UK centered, interesting but a bit repetitive
I read most of this book but you get the impression that most gays end up as drunks and drug addicts with no ability to have a relationship. For me, not living in the UK during the past 30 years it was informative of the current state of deep rooted homophobia and sheds light on all the homophobic things that previously happened and my generation took for granted when we never should have. It is right that many older gays were brainwashed into thinking that prejudice against them was deserved. This book is very much related to the London gay scene and the UK. Probably of little interest to most people brought up outside of the UK or the many non-scene, successful career gays that the book forgets to mention.
J**S
This book contextualised and helped me to understand better my past
Wow! Where to start? This book is astonishing. Don't even think about it: just buy it and read it. If you're LGBT: read it! If you have an LGBT friend or family member: read it! If you just care about other people: read it. AND ESPECIALLY, if you are in the privileged position of nurturing children and young adults read it!

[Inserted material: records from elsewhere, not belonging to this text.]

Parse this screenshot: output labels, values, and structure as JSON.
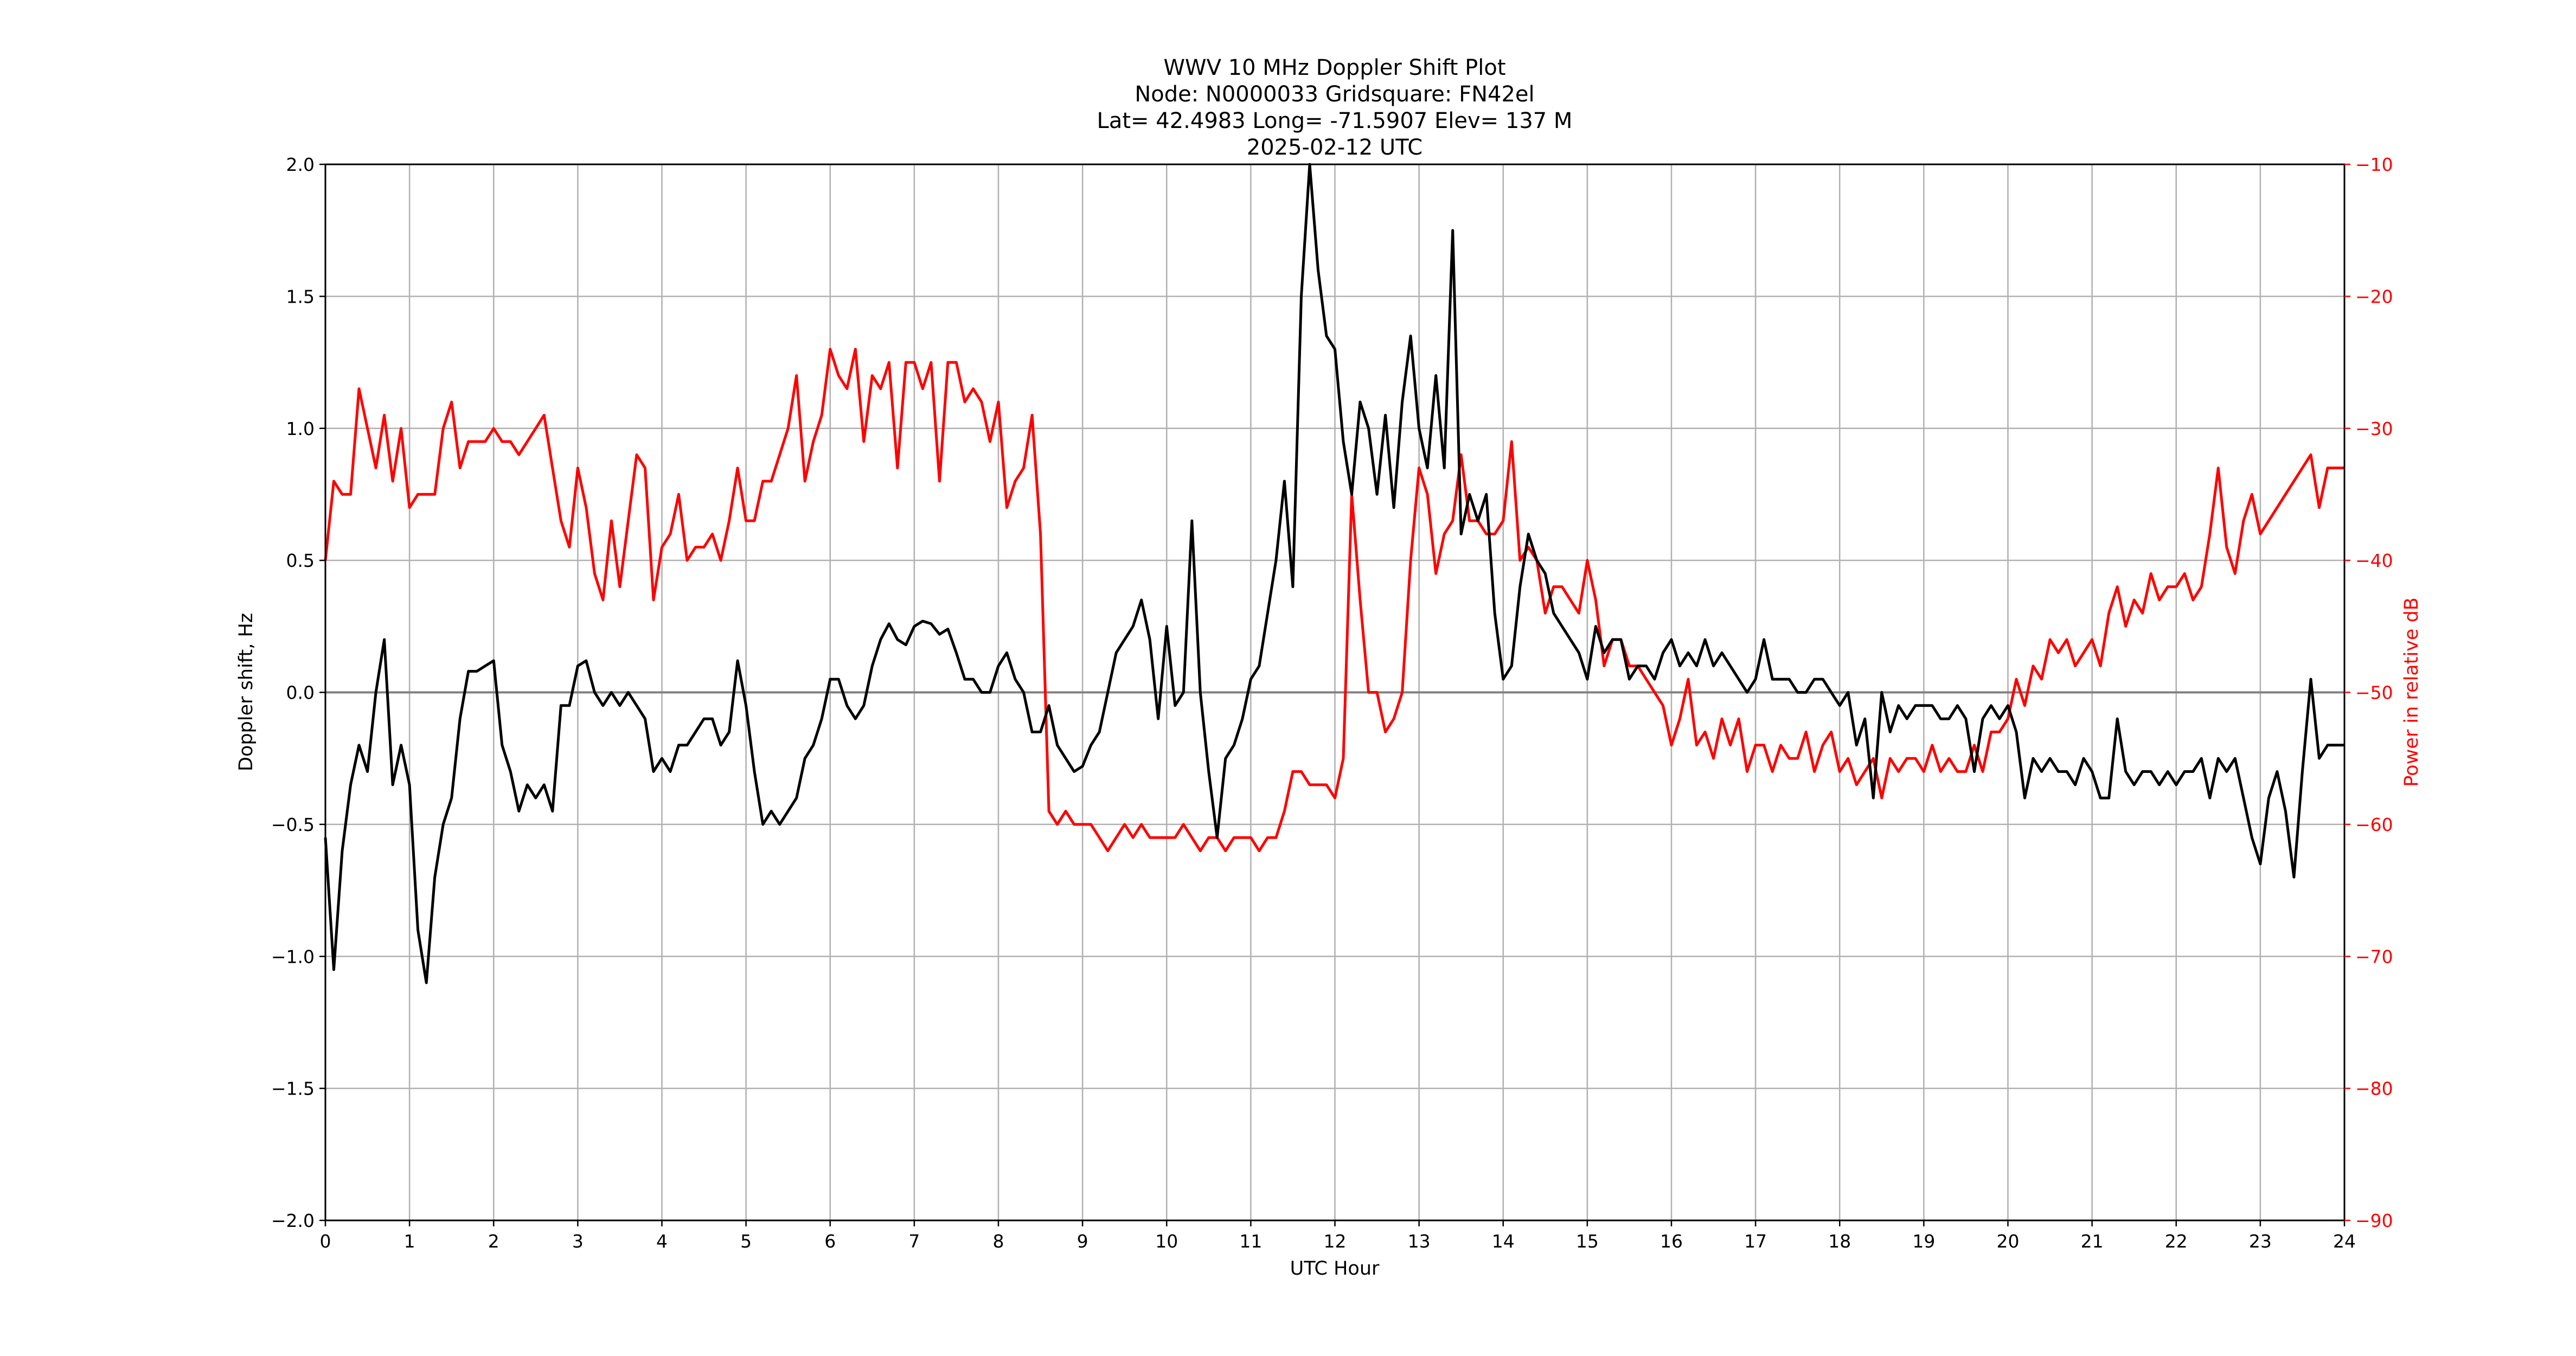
{
  "chart_data": {
    "type": "line",
    "title_lines": [
      "WWV 10 MHz Doppler Shift Plot",
      "Node:  N0000033     Gridsquare:  FN42el",
      "Lat= 42.4983    Long= -71.5907    Elev= 137 M",
      "2025-02-12  UTC"
    ],
    "xlabel": "UTC Hour",
    "ylabel": "Doppler shift, Hz",
    "y2label": "Power in relative dB",
    "xlim": [
      0,
      24
    ],
    "ylim": [
      -2.0,
      2.0
    ],
    "y2lim": [
      -90,
      -10
    ],
    "grid": true,
    "x_ticks": [
      "0",
      "1",
      "2",
      "3",
      "4",
      "5",
      "6",
      "7",
      "8",
      "9",
      "10",
      "11",
      "12",
      "13",
      "14",
      "15",
      "16",
      "17",
      "18",
      "19",
      "20",
      "21",
      "22",
      "23",
      "24"
    ],
    "y_ticks": [
      "2.0",
      "1.5",
      "1.0",
      "0.5",
      "0.0",
      "−0.5",
      "−1.0",
      "−1.5",
      "−2.0"
    ],
    "y2_ticks": [
      "−10",
      "−20",
      "−30",
      "−40",
      "−50",
      "−60",
      "−70",
      "−80",
      "−90"
    ],
    "x_step_hours": 0.1,
    "colors": {
      "doppler": "#000000",
      "power": "#ff0000",
      "grid": "#b0b0b0",
      "zero": "#808080"
    },
    "series": [
      {
        "name": "Doppler shift (Hz)",
        "axis": "left",
        "values": [
          -0.55,
          -1.05,
          -0.6,
          -0.35,
          -0.2,
          -0.3,
          0.0,
          0.2,
          -0.35,
          -0.2,
          -0.35,
          -0.9,
          -1.1,
          -0.7,
          -0.5,
          -0.4,
          -0.1,
          0.08,
          0.08,
          0.1,
          0.12,
          -0.2,
          -0.3,
          -0.45,
          -0.35,
          -0.4,
          -0.35,
          -0.45,
          -0.05,
          -0.05,
          0.1,
          0.12,
          0.0,
          -0.05,
          0.0,
          -0.05,
          0.0,
          -0.05,
          -0.1,
          -0.3,
          -0.25,
          -0.3,
          -0.2,
          -0.2,
          -0.15,
          -0.1,
          -0.1,
          -0.2,
          -0.15,
          0.12,
          -0.05,
          -0.3,
          -0.5,
          -0.45,
          -0.5,
          -0.45,
          -0.4,
          -0.25,
          -0.2,
          -0.1,
          0.05,
          0.05,
          -0.05,
          -0.1,
          -0.05,
          0.1,
          0.2,
          0.26,
          0.2,
          0.18,
          0.25,
          0.27,
          0.26,
          0.22,
          0.24,
          0.15,
          0.05,
          0.05,
          0.0,
          0.0,
          0.1,
          0.15,
          0.05,
          0.0,
          -0.15,
          -0.15,
          -0.05,
          -0.2,
          -0.25,
          -0.3,
          -0.28,
          -0.2,
          -0.15,
          0.0,
          0.15,
          0.2,
          0.25,
          0.35,
          0.2,
          -0.1,
          0.25,
          -0.05,
          0.0,
          0.65,
          0.0,
          -0.3,
          -0.55,
          -0.25,
          -0.2,
          -0.1,
          0.05,
          0.1,
          0.3,
          0.5,
          0.8,
          0.4,
          1.5,
          2.0,
          1.6,
          1.35,
          1.3,
          0.95,
          0.75,
          1.1,
          1.0,
          0.75,
          1.05,
          0.7,
          1.1,
          1.35,
          1.0,
          0.85,
          1.2,
          0.85,
          1.75,
          0.6,
          0.75,
          0.65,
          0.75,
          0.3,
          0.05,
          0.1,
          0.4,
          0.6,
          0.5,
          0.45,
          0.3,
          0.25,
          0.2,
          0.15,
          0.05,
          0.25,
          0.15,
          0.2,
          0.2,
          0.05,
          0.1,
          0.1,
          0.05,
          0.15,
          0.2,
          0.1,
          0.15,
          0.1,
          0.2,
          0.1,
          0.15,
          0.1,
          0.05,
          0.0,
          0.05,
          0.2,
          0.05,
          0.05,
          0.05,
          0.0,
          0.0,
          0.05,
          0.05,
          0.0,
          -0.05,
          0.0,
          -0.2,
          -0.1,
          -0.4,
          0.0,
          -0.15,
          -0.05,
          -0.1,
          -0.05,
          -0.05,
          -0.05,
          -0.1,
          -0.1,
          -0.05,
          -0.1,
          -0.3,
          -0.1,
          -0.05,
          -0.1,
          -0.05,
          -0.15,
          -0.4,
          -0.25,
          -0.3,
          -0.25,
          -0.3,
          -0.3,
          -0.35,
          -0.25,
          -0.3,
          -0.4,
          -0.4,
          -0.1,
          -0.3,
          -0.35,
          -0.3,
          -0.3,
          -0.35,
          -0.3,
          -0.35,
          -0.3,
          -0.3,
          -0.25,
          -0.4,
          -0.25,
          -0.3,
          -0.25,
          -0.4,
          -0.55,
          -0.65,
          -0.4,
          -0.3,
          -0.45,
          -0.7,
          -0.3,
          0.05,
          -0.25,
          -0.2,
          -0.2,
          -0.2
        ]
      },
      {
        "name": "Power (relative dB)",
        "axis": "right",
        "values": [
          -40,
          -34,
          -35,
          -35,
          -27,
          -30,
          -33,
          -29,
          -34,
          -30,
          -36,
          -35,
          -35,
          -35,
          -30,
          -28,
          -33,
          -31,
          -31,
          -31,
          -30,
          -31,
          -31,
          -32,
          -31,
          -30,
          -29,
          -33,
          -37,
          -39,
          -33,
          -36,
          -41,
          -43,
          -37,
          -42,
          -37,
          -32,
          -33,
          -43,
          -39,
          -38,
          -35,
          -40,
          -39,
          -39,
          -38,
          -40,
          -37,
          -33,
          -37,
          -37,
          -34,
          -34,
          -32,
          -30,
          -26,
          -34,
          -31,
          -29,
          -24,
          -26,
          -27,
          -24,
          -31,
          -26,
          -27,
          -25,
          -33,
          -25,
          -25,
          -27,
          -25,
          -34,
          -25,
          -25,
          -28,
          -27,
          -28,
          -31,
          -28,
          -36,
          -34,
          -33,
          -29,
          -38,
          -59,
          -60,
          -59,
          -60,
          -60,
          -60,
          -61,
          -62,
          -61,
          -60,
          -61,
          -60,
          -61,
          -61,
          -61,
          -61,
          -60,
          -61,
          -62,
          -61,
          -61,
          -62,
          -61,
          -61,
          -61,
          -62,
          -61,
          -61,
          -59,
          -56,
          -56,
          -57,
          -57,
          -57,
          -58,
          -55,
          -35,
          -43,
          -50,
          -50,
          -53,
          -52,
          -50,
          -40,
          -33,
          -35,
          -41,
          -38,
          -37,
          -32,
          -37,
          -37,
          -38,
          -38,
          -37,
          -31,
          -40,
          -39,
          -40,
          -44,
          -42,
          -42,
          -43,
          -44,
          -40,
          -43,
          -48,
          -46,
          -46,
          -48,
          -48,
          -49,
          -50,
          -51,
          -54,
          -52,
          -49,
          -54,
          -53,
          -55,
          -52,
          -54,
          -52,
          -56,
          -54,
          -54,
          -56,
          -54,
          -55,
          -55,
          -53,
          -56,
          -54,
          -53,
          -56,
          -55,
          -57,
          -56,
          -55,
          -58,
          -55,
          -56,
          -55,
          -55,
          -56,
          -54,
          -56,
          -55,
          -56,
          -56,
          -54,
          -56,
          -53,
          -53,
          -52,
          -49,
          -51,
          -48,
          -49,
          -46,
          -47,
          -46,
          -48,
          -47,
          -46,
          -48,
          -44,
          -42,
          -45,
          -43,
          -44,
          -41,
          -43,
          -42,
          -42,
          -41,
          -43,
          -42,
          -38,
          -33,
          -39,
          -41,
          -37,
          -35,
          -38,
          -37,
          -36,
          -35,
          -34,
          -33,
          -32,
          -36,
          -33,
          -33,
          -33
        ]
      }
    ]
  }
}
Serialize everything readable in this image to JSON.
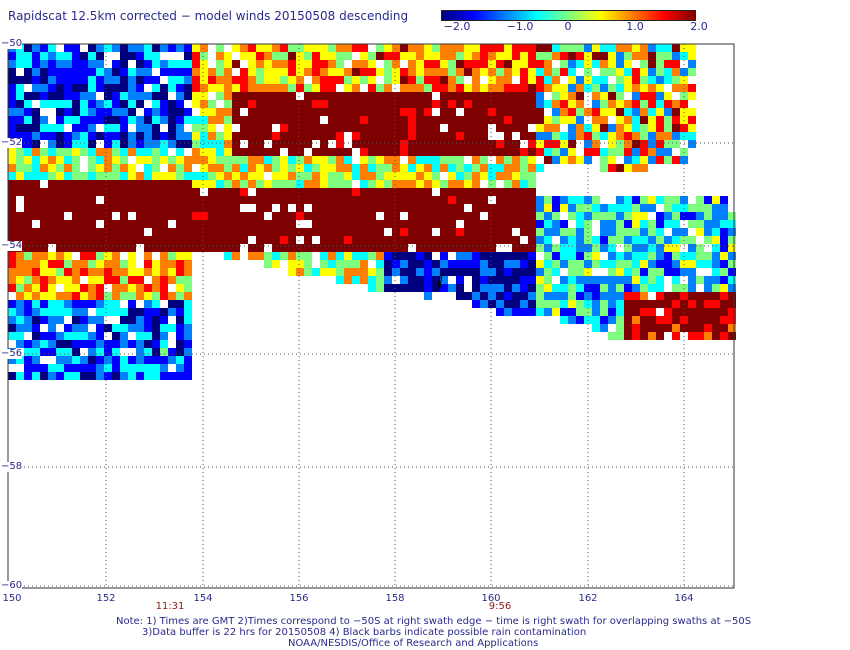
{
  "title": "Rapidscat 12.5km corrected − model winds 20150508 descending",
  "colorbar": {
    "ticks": [
      "−2.0",
      "−1.0",
      "0",
      "1.0",
      "2.0"
    ],
    "range": [
      -2.0,
      2.0
    ],
    "colors": [
      "#00007f",
      "#0000ff",
      "#007fff",
      "#00ffff",
      "#7fff7f",
      "#ffff00",
      "#ff7f00",
      "#ff0000",
      "#7f0000"
    ]
  },
  "map": {
    "lat_labels": [
      "−50",
      "−52",
      "−54",
      "−56",
      "−58",
      "−60"
    ],
    "lon_labels": [
      "150",
      "152",
      "154",
      "156",
      "158",
      "160",
      "162",
      "164"
    ],
    "lat_range": [
      -60,
      -50
    ],
    "lon_range": [
      150,
      165
    ]
  },
  "swath_times": [
    {
      "time": "11:31",
      "lon": 153.2
    },
    {
      "time": "9:56",
      "lon": 160.2
    }
  ],
  "notes": [
    "Note: 1) Times are GMT 2)Times correspond to −50S at right swath edge − time is right swath for overlapping swaths at −50S",
    "3)Data buffer is 22 hrs for 20150508 4) Black barbs indicate possible rain contamination",
    "NOAA/NESDIS/Office of Research and Applications"
  ],
  "rain_flag_icon": "wind-barb-icon"
}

This book contextualised and helped me to understand better my past, where I am situated now with regard to it, and why I respond to events and people in the present in the way that I do, in a way that no other comparable book has. Todd's honesty and integrity in intermingling his own personal story with those of many other LGBT people is heartbreaking, heartwarming and massively uplifting all at the same time. I couldn't put this book down once I'd started, and there will be no LGBT person (regardless of your age or background) who will not gain by reading this. Even if you think youβve dealt with all the inevitable societal issues of growing up LGBT in a straight world this book will still have something to offer you. It will leave every reader with an understanding of how far LGBT people have come in the last four decades, but also enable us to think about how and how much more we can all do to improve our own and each others' lives. This book was so uplifting: I've hardly been able to think of anything else since I read it two weeks ago, and I know I'll return to it again and again. Many thanks indeed Matthew Todd.